A Flexible Savings Account (FSA) is a health-care savings account offered by some employers. It allows account holders to tuck away up to $2,750 per year, tax-free. The catch is that FSAs have a “use-it-or-lose-it” stipulation. That means that if you don’t use up your money by the deadline, which in most cases is Dec. 31, you can kiss that money goodbye.

Each year, Americans lose out on approximately $400 million by not spending all their FSA money, FSA Store President Rida Wong, previously told Money. And this year, you may be surprised to find your FSA balance is higher than normal. That could be due to an FSA rule change via the second stimulus package. The legislation allowed employers to extend their FSA spending deadlines by 12 months. In other words, if your employer opted in to this extension, you may still have access to some 2020 FSA funds — but those too will expire this month.
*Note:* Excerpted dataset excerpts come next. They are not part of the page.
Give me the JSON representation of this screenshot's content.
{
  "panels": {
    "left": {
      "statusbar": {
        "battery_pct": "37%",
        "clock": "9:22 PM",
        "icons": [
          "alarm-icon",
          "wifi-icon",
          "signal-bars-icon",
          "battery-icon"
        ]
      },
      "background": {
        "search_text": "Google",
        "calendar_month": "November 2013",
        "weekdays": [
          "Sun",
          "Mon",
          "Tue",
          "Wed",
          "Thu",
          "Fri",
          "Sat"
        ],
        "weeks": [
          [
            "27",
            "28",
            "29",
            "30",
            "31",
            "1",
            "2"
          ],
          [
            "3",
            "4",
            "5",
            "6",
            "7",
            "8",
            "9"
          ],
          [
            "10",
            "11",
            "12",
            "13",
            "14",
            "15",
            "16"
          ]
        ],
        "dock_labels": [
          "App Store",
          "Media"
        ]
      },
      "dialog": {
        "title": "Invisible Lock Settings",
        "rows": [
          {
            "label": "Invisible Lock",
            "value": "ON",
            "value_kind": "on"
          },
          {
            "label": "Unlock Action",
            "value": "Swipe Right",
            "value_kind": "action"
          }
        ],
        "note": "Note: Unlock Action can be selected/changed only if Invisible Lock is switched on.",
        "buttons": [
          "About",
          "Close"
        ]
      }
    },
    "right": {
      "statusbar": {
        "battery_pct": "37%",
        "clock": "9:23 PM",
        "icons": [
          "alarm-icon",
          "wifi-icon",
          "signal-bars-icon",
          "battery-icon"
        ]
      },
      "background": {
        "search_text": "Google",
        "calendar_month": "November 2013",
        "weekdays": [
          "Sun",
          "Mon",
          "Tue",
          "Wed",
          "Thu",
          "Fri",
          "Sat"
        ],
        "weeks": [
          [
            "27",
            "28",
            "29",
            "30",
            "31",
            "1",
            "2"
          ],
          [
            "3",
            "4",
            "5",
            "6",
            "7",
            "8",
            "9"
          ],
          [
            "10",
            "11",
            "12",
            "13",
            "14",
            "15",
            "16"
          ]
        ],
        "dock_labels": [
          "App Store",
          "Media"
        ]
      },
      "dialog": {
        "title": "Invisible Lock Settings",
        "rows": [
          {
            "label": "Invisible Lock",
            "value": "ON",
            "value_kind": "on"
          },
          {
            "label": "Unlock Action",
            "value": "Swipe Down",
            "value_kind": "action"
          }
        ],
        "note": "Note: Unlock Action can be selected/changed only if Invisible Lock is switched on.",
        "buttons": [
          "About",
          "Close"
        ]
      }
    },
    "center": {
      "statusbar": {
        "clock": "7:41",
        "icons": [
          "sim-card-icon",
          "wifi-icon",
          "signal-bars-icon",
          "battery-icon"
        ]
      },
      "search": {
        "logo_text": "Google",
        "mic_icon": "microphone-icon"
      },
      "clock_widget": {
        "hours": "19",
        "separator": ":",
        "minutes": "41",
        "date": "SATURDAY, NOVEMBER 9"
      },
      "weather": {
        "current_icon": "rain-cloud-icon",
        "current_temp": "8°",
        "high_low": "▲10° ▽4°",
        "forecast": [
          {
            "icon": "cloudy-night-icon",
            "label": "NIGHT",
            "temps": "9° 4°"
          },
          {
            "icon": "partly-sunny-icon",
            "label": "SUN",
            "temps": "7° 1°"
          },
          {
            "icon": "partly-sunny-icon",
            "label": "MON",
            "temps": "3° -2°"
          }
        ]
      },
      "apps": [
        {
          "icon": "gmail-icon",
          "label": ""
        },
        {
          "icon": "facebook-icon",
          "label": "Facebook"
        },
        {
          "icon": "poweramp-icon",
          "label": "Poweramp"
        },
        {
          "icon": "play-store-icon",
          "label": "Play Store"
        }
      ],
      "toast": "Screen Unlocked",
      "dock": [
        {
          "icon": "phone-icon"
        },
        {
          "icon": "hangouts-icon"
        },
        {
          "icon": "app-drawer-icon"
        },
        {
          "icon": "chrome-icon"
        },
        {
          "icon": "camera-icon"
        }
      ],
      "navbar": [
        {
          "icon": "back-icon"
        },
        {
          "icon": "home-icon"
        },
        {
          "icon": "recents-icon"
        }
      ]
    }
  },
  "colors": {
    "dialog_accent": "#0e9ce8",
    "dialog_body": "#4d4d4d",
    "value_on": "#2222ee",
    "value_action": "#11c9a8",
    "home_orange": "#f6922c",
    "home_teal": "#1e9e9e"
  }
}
Some solace: FSA funds can go toward much more than doctor’s visits and prescriptions. For example, FSA Store is an e-commerce site that stocks exclusively FSA-eligible products, and it currently lists a wide array of items, including lots of over-the-counter drugs, self-care items and more — basically everything you’d find near the pharmacy section of a Walgreens or CVS.

According to the website, FSA funds can even apply to an acupuncture foot massager. (See the IRS’s list of permissible FSA uses for more details.)

It’s either that, or your unused money goes off into the ether, likely never to be seen again. By you, that is. Your employer is probably pocketing it.